Film: Yesterday, Today, and Tomorrow (1963)
Stars: Sophia Loren, Marcello Mastroianni
Director: Vittorio de Sica
Oscar History: 1 nomination/1 win (Best Foreign Language Film-Italy*...but in 1964 cause you know Oscar with foreign-language films)
Snap Judgment Ranking: 4/5 stars
Each month, as part of our 2020 Saturdays with the Stars series, we highlight a different actress known as an iconic "film sex symbol." This month, our focus is on Sophia Loren-click here to learn more about Ms. Loren (and why I picked her), and click here for other Saturdays with the Stars articles.

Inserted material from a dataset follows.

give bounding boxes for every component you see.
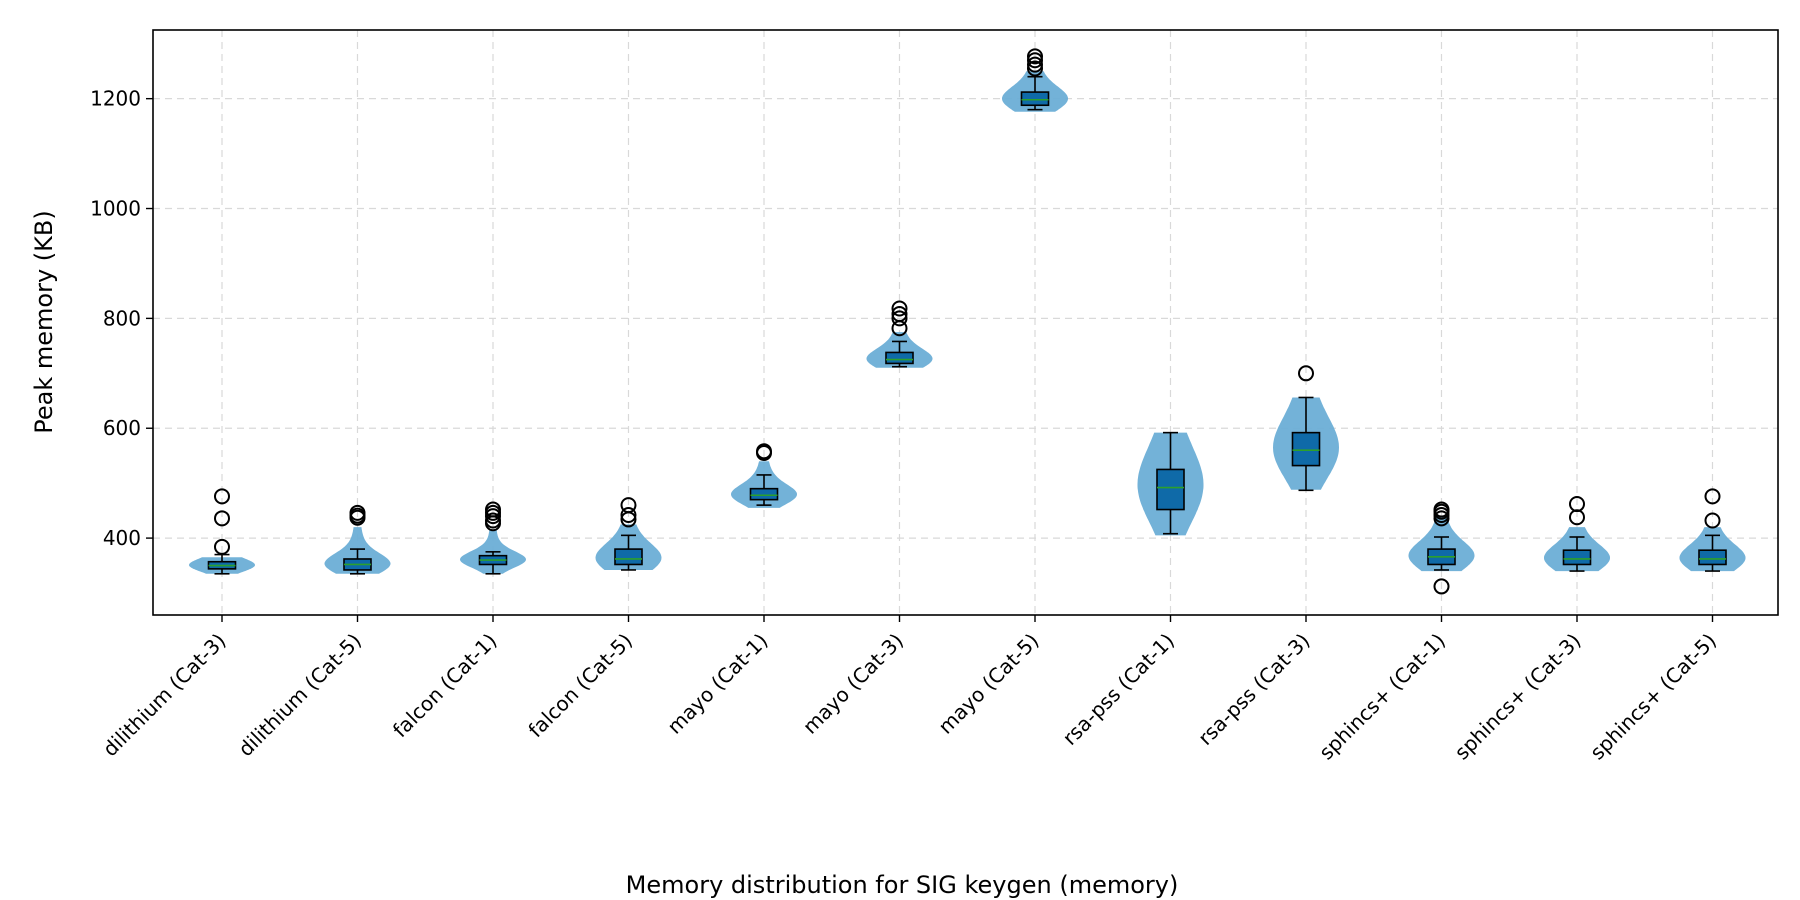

Most actors who are primarily known for their work in other languages, when they win or are even nominated for an Oscar, struggle afterwards to equal that kind of success, and certainly don't go back to their native tongue for a similar international success. Think someone like Juliette Binoche or Marion Cotillard, both of whom did critically-acclaimed work after their Oscar-winning turns, but never really captured the (American) cultural zeitgeist in the same way, and certainly their most well-known work to American audiences post-Oscar would be something like Chocolat or Inception rather than more challenging performances like Certified Copy or Two Days, One Night.
This wasn't the case in the 1960's, and Sophia Loren, more than any other actor, regularly challenged what would be considered commercial. After her Oscar for Two Women, which she obviously won while speaking Italian, she would float for the next couple of decades between English and Italian roles, with a good deal of success. This was evident with a movie like Yesterday, Today, and Tomorrow, a populist anthology comedy that won Best Foreign Language Film in 1964 at the Oscars, and was a big hit, as the 1960's was a time when audiences were flocking to foreign languages movies, which made figures like Loren or Brigitte Bardot proper international movie stars in a way we have never really seen since.

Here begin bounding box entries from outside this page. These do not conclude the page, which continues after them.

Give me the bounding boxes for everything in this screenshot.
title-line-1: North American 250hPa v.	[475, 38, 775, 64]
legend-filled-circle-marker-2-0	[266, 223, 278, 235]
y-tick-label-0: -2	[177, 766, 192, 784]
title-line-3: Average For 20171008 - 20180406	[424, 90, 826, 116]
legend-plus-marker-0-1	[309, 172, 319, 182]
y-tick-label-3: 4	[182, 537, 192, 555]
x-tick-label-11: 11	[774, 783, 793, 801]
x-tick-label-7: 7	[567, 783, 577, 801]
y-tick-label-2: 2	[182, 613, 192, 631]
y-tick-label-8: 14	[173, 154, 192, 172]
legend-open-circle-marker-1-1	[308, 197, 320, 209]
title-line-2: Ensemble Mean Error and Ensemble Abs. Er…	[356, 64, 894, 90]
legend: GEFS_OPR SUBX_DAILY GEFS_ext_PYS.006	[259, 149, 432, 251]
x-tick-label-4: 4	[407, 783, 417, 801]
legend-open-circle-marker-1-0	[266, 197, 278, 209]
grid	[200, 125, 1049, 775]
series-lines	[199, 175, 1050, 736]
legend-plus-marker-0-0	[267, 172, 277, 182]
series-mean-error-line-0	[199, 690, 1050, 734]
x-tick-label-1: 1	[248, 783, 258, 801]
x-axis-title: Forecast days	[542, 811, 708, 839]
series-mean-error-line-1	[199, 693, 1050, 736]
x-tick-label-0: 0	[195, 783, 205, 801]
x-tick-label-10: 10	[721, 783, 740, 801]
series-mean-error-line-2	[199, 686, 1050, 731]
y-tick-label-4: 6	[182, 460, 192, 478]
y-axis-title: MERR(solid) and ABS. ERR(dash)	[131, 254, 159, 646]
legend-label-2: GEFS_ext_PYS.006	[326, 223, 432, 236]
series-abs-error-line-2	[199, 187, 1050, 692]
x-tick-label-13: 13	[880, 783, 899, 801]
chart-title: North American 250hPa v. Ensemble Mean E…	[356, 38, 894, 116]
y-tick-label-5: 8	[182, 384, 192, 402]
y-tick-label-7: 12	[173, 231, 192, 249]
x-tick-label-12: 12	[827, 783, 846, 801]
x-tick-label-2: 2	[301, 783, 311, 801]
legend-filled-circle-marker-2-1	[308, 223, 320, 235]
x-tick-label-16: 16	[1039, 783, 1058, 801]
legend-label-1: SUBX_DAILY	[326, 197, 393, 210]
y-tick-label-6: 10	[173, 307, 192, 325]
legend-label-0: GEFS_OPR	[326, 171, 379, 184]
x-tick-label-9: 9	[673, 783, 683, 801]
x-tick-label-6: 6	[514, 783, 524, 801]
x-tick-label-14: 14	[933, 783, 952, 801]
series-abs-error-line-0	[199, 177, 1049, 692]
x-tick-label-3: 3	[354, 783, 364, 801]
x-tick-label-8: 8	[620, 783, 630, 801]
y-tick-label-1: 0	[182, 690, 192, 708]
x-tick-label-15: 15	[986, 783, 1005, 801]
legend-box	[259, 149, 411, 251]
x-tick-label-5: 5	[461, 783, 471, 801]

(Spoilers Ahead) The movie is actually three stories told back-to-back-to-back, and other than the two lead actors, the stories have little in common (other than the complications of love). The first chapter, about a married couple who accidentally commits a crime, is easily the longest of the three, and (for my money) the best. It has Loren & Mastroianni playing a poor couple who pulls a con on a furniture salesman, and in the process accidentally breaks the law. However, there's a loophole where if a woman is pregnant or nursing, she can't go to jail. To get around this, Loren's Adelina keeps getting pregnant before the deadline, and thus the couple has seven children over the course of eight years in what we'd now call a studio apartment. It's hilarious, and honestly would have worked if they'd fleshed out a bit of the humor as a feature film.

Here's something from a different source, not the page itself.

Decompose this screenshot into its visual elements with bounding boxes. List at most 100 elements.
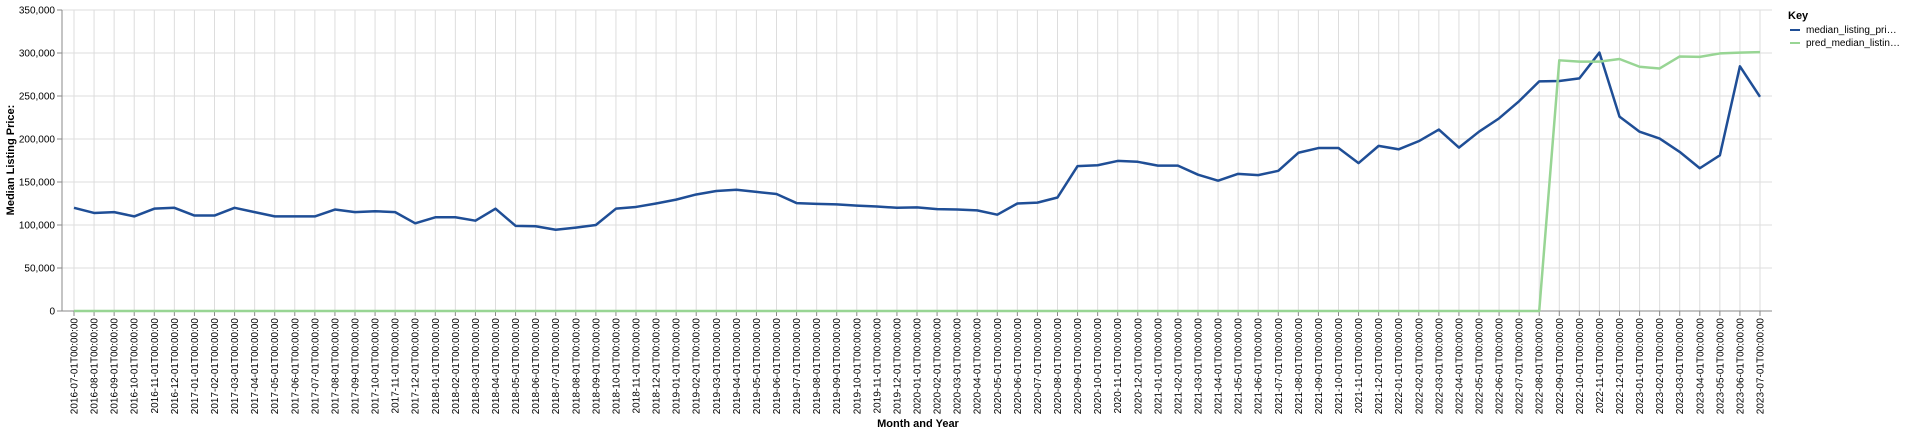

The other two segments aren't quite as good. The center one, where Loren (immaculately dressed by Christian Dior) is a cruel, rich, neglected wife of a millionaire industrialist on a car ride with her lover, isn't funny at all, and actually feels more like the sort of cerebral Fellini-esque movie we'd expect from Italian cinema during this era. It's good, don't get me wrong, and intriguing, but it's not really thematic with the other two films & feels out-of-place (it's also pretty short). The final sketch is silly fun (it's about Loren playing a prostitute who accidentally convinces her young neighbor to give up the priesthood in a fit of hormones), but it's the least successfully executed of the three, and Mastroianni's horn-dog trust fund kid isn't well-defined.
The movie features some wonderful acting from Loren-I think this might be my favorite performance from her so far this month. Her ice queen in the second act is haunting, the sort of callous, cruel woman who only allows for one perspective (her own), and it's a great showcase against the exhausted mother of the first half and the final giddy prostitute, keeping men on a string with her "dumb but hot...but not really dumb" routine. Mastroianni isn't as good in any of the three (though he can be forgiven considering he was giving the performance of a lifetime in 8 1/2 elsewhere in 1963), but this movie is a testament as to why Loren was so beloved in the 1960's-she could genuinely act.